October 21st, 2019 at 12:13 AM ^

I think this is more of a product of DBs scheme.  When it gets home there is no pass attempt.  When it gets picked up they get a mismatch.  There were a couple times late Uche was on Hamler but they didn't have time to throw. 

On the patriots special on NFL network McDaniels talked about how they couldn't find a formation to get adventagous numbers to be successful throwing until late.  Once they found the formation they kept using it and the rams had no counter.  It wasn't a choice they made and I doubt PSU made a decision to stop exploiting mismatches. Franklin would have no hesitation running it up.

(Pats special)

  https://www.youtube.com/watch?v=X8EdV0s8edg

wildbackdunesman

October 21st, 2019 at 6:10 AM ^

Yes.

The previous 3 games have all been blowouts by the home team.  Going from memory here but 2016 49-10 Michigan, 2017 42-13 PSU, 2018 42-7 Michigan....

Penn State would have no problem running it up and 14 points at the half is clearly not an insurmountable lead...so I don't buy the OP's notion that Franklin decided to piss away the entire 3rd quarter.

1VaBlue1

October 21st, 2019 at 8:43 AM ^

Completely agree, and a point I was going to make if it hadn't been brought up before.  Janklin runs up the score against anyone he can possibly do it to - to the point of leaving his starters in late in the 4th and throwing bombs against Hapless SE St U.  If he had the chance against Michigan, at home, on national television, he was going to score 70.

He had no chance of doing that.

Bo Harbaugh

October 21st, 2019 at 12:13 AM ^

Just stop.  We completely outplayed them in the second half.

They were completely destroyed in the 3rd quarter.  We were moving the ball through the air and on the ground.  They were going nowhere.

A couple big plays aided by some absurd officiating gifted them a 21-0 lead.  It should have been, at worst, a 7-10 point game at half.

The better team lost last night...it happens, it sucks.  Let's not try to further shit on the team or push the narrative that they suck because we lost. 

Yes, PSU won, we lost...but trying to rewrite the narrative that we didn't outplay them in that White Out Game is bullshit.  Even up the officiating in the first half, and we win that game by 2 scores in the end.

crum

October 21st, 2019 at 8:50 AM ^

It was the refs fault.

We ran out of time.

My god man. The refs didnt put average safeties 1 on 1 with Hamler. The refs didnt have several critical drops. The refs didnt make Shea see ghosts and bail in the pocket too early. 

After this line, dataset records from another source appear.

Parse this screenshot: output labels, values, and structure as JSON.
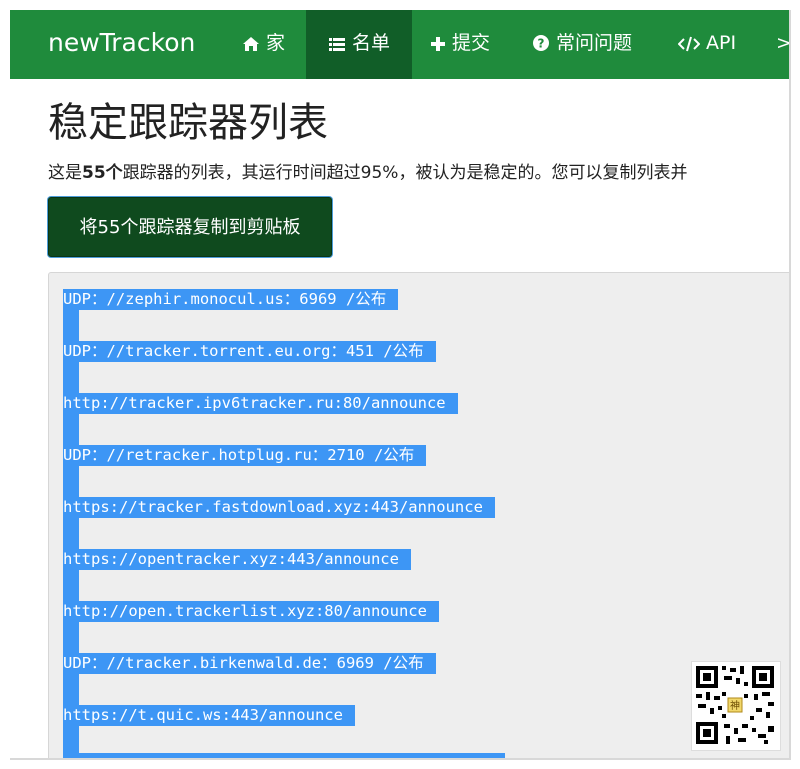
{
  "navbar": {
    "brand": "newTrackon",
    "items": [
      {
        "label": "家",
        "icon": "home-icon"
      },
      {
        "label": "名单",
        "icon": "list-icon",
        "active": true
      },
      {
        "label": "提交",
        "icon": "plus-icon"
      },
      {
        "label": "常问问题",
        "icon": "question-icon"
      },
      {
        "label": "API",
        "icon": "code-icon"
      },
      {
        "label": ">_",
        "icon": "terminal-icon"
      }
    ]
  },
  "page": {
    "title": "稳定跟踪器列表",
    "desc_prefix": "这是",
    "desc_count": "55个",
    "desc_suffix": "跟踪器的列表，其运行时间超过95%，被认为是稳定的。您可以复制列表并",
    "copy_button": "将55个跟踪器复制到剪贴板"
  },
  "trackers": [
    "UDP：//zephir.monocul.us：6969 /公布",
    "UDP：//tracker.torrent.eu.org：451 /公布",
    "http://tracker.ipv6tracker.ru:80/announce",
    "UDP：//retracker.hotplug.ru：2710 /公布",
    "https://tracker.fastdownload.xyz:443/announce",
    "https://opentracker.xyz:443/announce",
    "http://open.trackerlist.xyz:80/announce",
    "UDP：//tracker.birkenwald.de：6969 /公布",
    "https://t.quic.ws:443/announce"
  ],
  "qr_center_glyph": "神",
  "colors": {
    "navbar": "#1f8b3c",
    "navbar_active": "#115e28",
    "button": "#0f4a1e",
    "selection": "#3d96f5",
    "list_bg": "#eeeeee"
  }
}
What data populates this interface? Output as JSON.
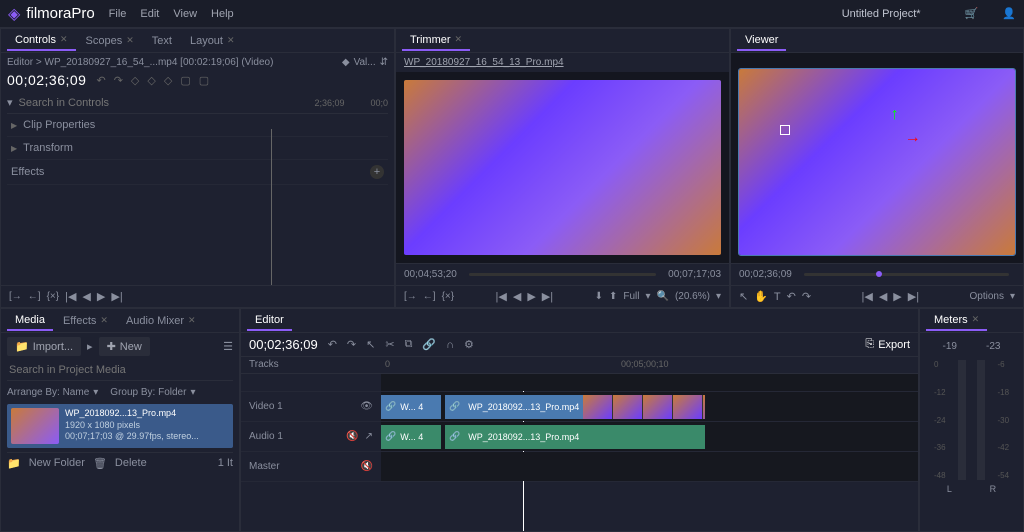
{
  "app": {
    "name": "filmoraPro",
    "project_title": "Untitled Project*"
  },
  "menu": [
    "File",
    "Edit",
    "View",
    "Help"
  ],
  "controls_panel": {
    "tabs": [
      {
        "label": "Controls",
        "active": true
      },
      {
        "label": "Scopes",
        "active": false
      },
      {
        "label": "Text",
        "active": false
      },
      {
        "label": "Layout",
        "active": false
      }
    ],
    "breadcrumb": "Editor > WP_20180927_16_54_...mp4 [00:02:19;06] (Video)",
    "value_label": "Val...",
    "timecode": "00;02;36;09",
    "search_placeholder": "Search in Controls",
    "tc_right1": "2;36;09",
    "tc_right2": "00;0",
    "properties": [
      "Clip Properties",
      "Transform"
    ],
    "effects_label": "Effects"
  },
  "trimmer_panel": {
    "tab": "Trimmer",
    "filename": "WP_20180927_16_54_13_Pro.mp4",
    "tc_left": "00;04;53;20",
    "tc_right": "00;07;17;03",
    "zoom_label": "Full",
    "zoom_pct": "(20.6%)"
  },
  "viewer_panel": {
    "tab": "Viewer",
    "timecode": "00;02;36;09",
    "options_label": "Options"
  },
  "media_panel": {
    "tabs": [
      {
        "label": "Media",
        "active": true
      },
      {
        "label": "Effects",
        "active": false
      },
      {
        "label": "Audio Mixer",
        "active": false
      }
    ],
    "import_label": "Import...",
    "new_label": "New",
    "search_placeholder": "Search in Project Media",
    "arrange_label": "Arrange By: Name",
    "group_label": "Group By: Folder",
    "clip": {
      "name": "WP_2018092...13_Pro.mp4",
      "dims": "1920 x 1080 pixels",
      "meta": "00;07;17;03 @ 29.97fps, stereo..."
    },
    "new_folder": "New Folder",
    "delete_label": "Delete",
    "count": "1 It"
  },
  "editor_panel": {
    "tab": "Editor",
    "timecode": "00;02;36;09",
    "export_label": "Export",
    "tracks_label": "Tracks",
    "ruler_marks": {
      "zero": "0",
      "mid": "00;05;00;10"
    },
    "video_track": "Video 1",
    "audio_track": "Audio 1",
    "master_track": "Master",
    "clip1_label": "W... 4",
    "clip2_label": "WP_2018092...13_Pro.mp4"
  },
  "meters_panel": {
    "tab": "Meters",
    "left_val": "-19",
    "right_val": "-23",
    "scale": [
      "0",
      "-6",
      "-12",
      "-18",
      "-24",
      "-30",
      "-36",
      "-42",
      "-48",
      "-54"
    ],
    "L": "L",
    "R": "R"
  }
}
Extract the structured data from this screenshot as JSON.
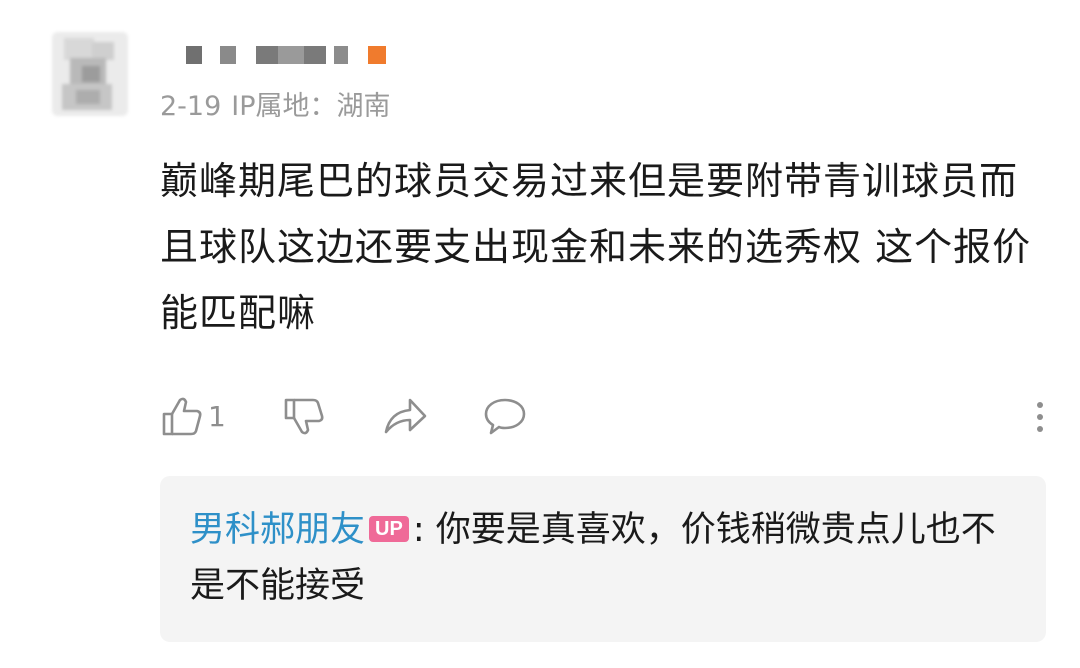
{
  "comment": {
    "date": "2-19",
    "ip_location": "IP属地：湖南",
    "text": "巅峰期尾巴的球员交易过来但是要附带青训球员而且球队这边还要支出现金和未来的选秀权  这个报价能匹配嘛",
    "like_count": "1",
    "icons": {
      "like": "thumbs-up-icon",
      "dislike": "thumbs-down-icon",
      "share": "share-icon",
      "reply": "comment-icon",
      "more": "more-vertical-icon"
    }
  },
  "reply": {
    "author": "男科郝朋友",
    "badge": "UP",
    "separator": ": ",
    "text": "你要是真喜欢，价钱稍微贵点儿也不是不能接受"
  },
  "colors": {
    "reply_name": "#2e90c8",
    "up_badge": "#ef6a98",
    "reply_bg": "#f4f4f4",
    "muted": "#9a9a9a"
  }
}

That first half was on us and thats it. 

Jesus dude, we had to take a timeout before the first play to avoid a delay of game. Brutal

GBBlue

October 21st, 2019 at 9:43 AM ^

You're too confident by half.

You're probably aware that an event can have more than one cause. Yea, we made mistakes, but those calls had an impact. It's hard to know what would've happened if the OPI in the endzone had been called; if the DPI against Black had been called; if the OPI against Nico had not been called. But those were all terrible calls at high leverage moments. If we were playing Rutgers, go ahead and say we should ignore the effect of bad officiating. But when you're playing a top ten team on the road, it's completely reasonable to argue bad calls were decisive, even if other things were, too.

Maize and Blue AF

October 21st, 2019 at 12:14 AM ^

When you add the TOP defecit of 15.5 minutes, the yardage and first down numbers look a lot less misleading.  Let's be honest here; PSU didn't just turtle up in the second half.  They were still passing and trying to run a balanced offense, they were just being outplayed.  And if you didn't think Michigan was going to score on that last drive, you were one of the only ones.  I saw a tired PSU defense all 4th quarter.  Just because they were not getting flagged for mugging our receivers doesn't mean it wasn't happening (it was).  That's what tired defenses do.  That's what PSU's defense did.